THats why REBOA should be used with in the EVTM concept, and not replace surgery. just facilitate. Using pREBOA might be of some solution as a bridge. It is a fact that almost ALL thoracotomies for blunt trauma dies...even in very expereinced centers... and we should check carefully adjunct solutions..
In other words, i agree with you comments FAbrizio! Would not promote wrong using of REBOA!
Coming to this a bit late in the discussion, but a fantastic discussion none the less! Another option to consider, especially in the pre-hospital EMS world (with the appropriate training), is bi-lateral finger thoracotomy in the traumatic arrest. We have had great success with this, although like anything else it comes with its own risk factors. Even as recently as several years ago, traumatic cardiac arrests were being left as dead in the street literally, as the mantra was "If they went into cardiac arrest from blunt trauma, there is nothing we can do." Now, at least where we are located, a traumatic cardiac arrest victim 2nd to blunt trauma, is not "dead" until they have either a tube or bi-lat finger thoracotomy, a unit of blood, and were intubated.

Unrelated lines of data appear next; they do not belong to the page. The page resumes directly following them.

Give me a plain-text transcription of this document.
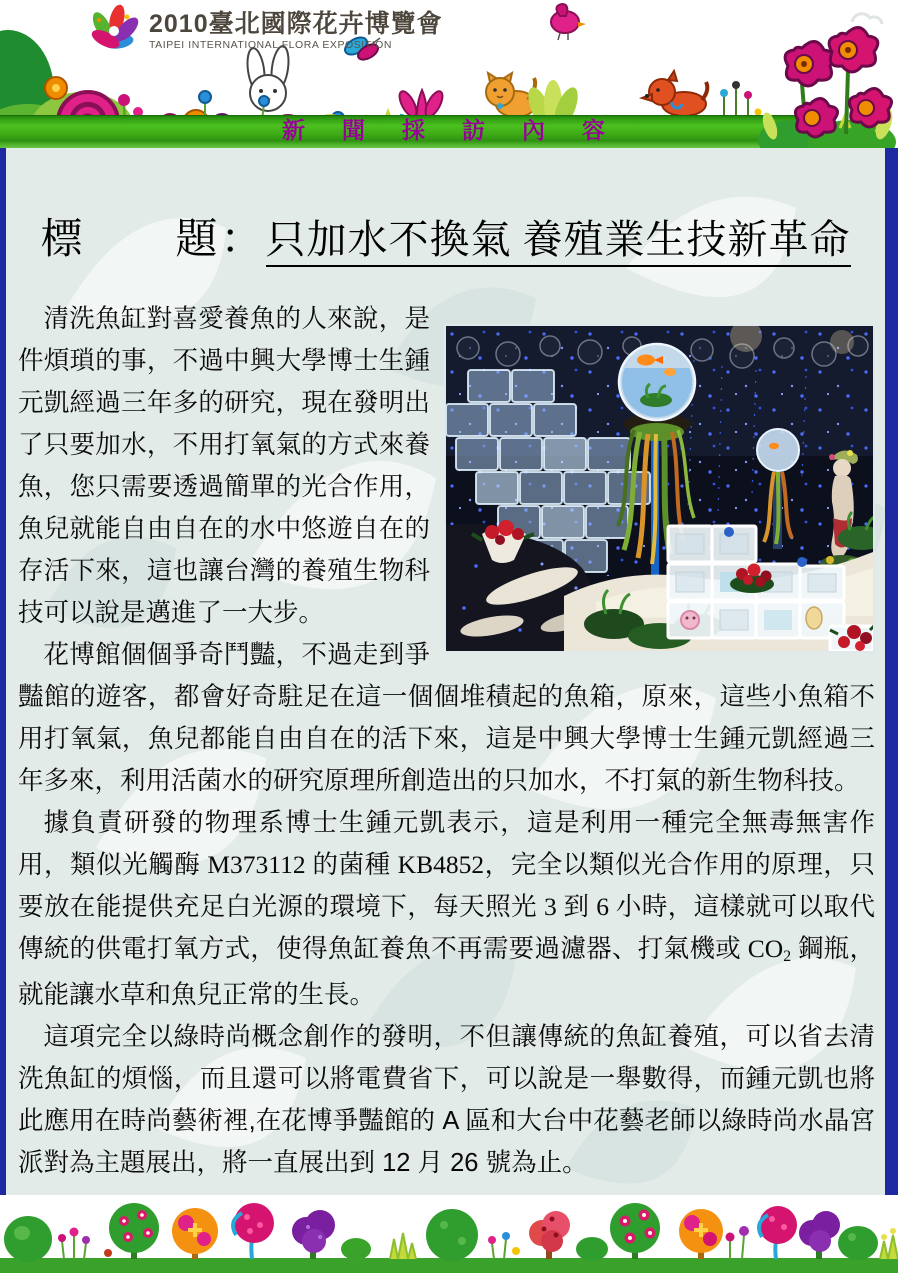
2010臺北國際花卉博覽會
TAIPEI INTERNATIONAL FLORA EXPOSITION
新　聞　採　訪　內　容
標　　題：只加水不換氣 養殖業生技新革命

清洗魚缸對喜愛養魚的人來說，是件煩瑣的事，不過中興大學博士生鍾元凱經過三年多的研究，現在發明出了只要加水，不用打氧氣的方式來養魚，您只需要透過簡單的光合作用，魚兒就能自由自在的水中悠遊自在的存活下來，這也讓台灣的養殖生物科技可以說是邁進了一大步。

花博館個個爭奇鬥豔，不過走到爭豔館的遊客，都會好奇駐足在這一個個堆積起的魚箱，原來，這些小魚箱不用打氧氣，魚兒都能自由自在的活下來，這是中興大學博士生鍾元凱經過三年多來，利用活菌水的研究原理所創造出的只加水，不打氣的新生物科技。

據負責研發的物理系博士生鍾元凱表示，這是利用一種完全無毒無害作用，類似光觸酶 M373112 的菌種 KB4852，完全以類似光合作用的原理，只要放在能提供充足白光源的環境下，每天照光 3 到 6 小時，這樣就可以取代傳統的供電打氧方式，使得魚缸養魚不再需要過濾器、打氣機或 CO2 鋼瓶，就能讓水草和魚兒正常的生長。

這項完全以綠時尚概念創作的發明，不但讓傳統的魚缸養殖，可以省去清洗魚缸的煩惱，而且還可以將電費省下，可以說是一舉數得，而鍾元凱也將此應用在時尚藝術裡,在花博爭豔館的 A 區和大台中花藝老師以綠時尚水晶宮派對為主題展出，將一直展出到 12 月 26 號為止。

To touch on the REBOA, and the thoracotomy topic at the same time...military medics (not even referring to physicians or mid-level providers) are utilizing these skills in the field at the point of wounding or during extraction. I was trained on REBOA and thoracotomy among other interventions, while active duty. I agree with what is said previously that when used at the wrong time i.e. venous bleeds, it can be deleterious, but especially with the advent and increased availability of POCUS ultrasound in the field, we are coming leaps and bounds from the days of simply flooding someone with as much saline as possible "just because."
Going off on a tangent, but on a related topic, the US 75th Ranger Regiment (Army) is finishing up a year-long project/study on rapid IV bolus of 2G TXA at point of wounding, with very optimistic results, in an effort to prove that the benefits far outweigh the risks. Keep your eyes open for the results soon!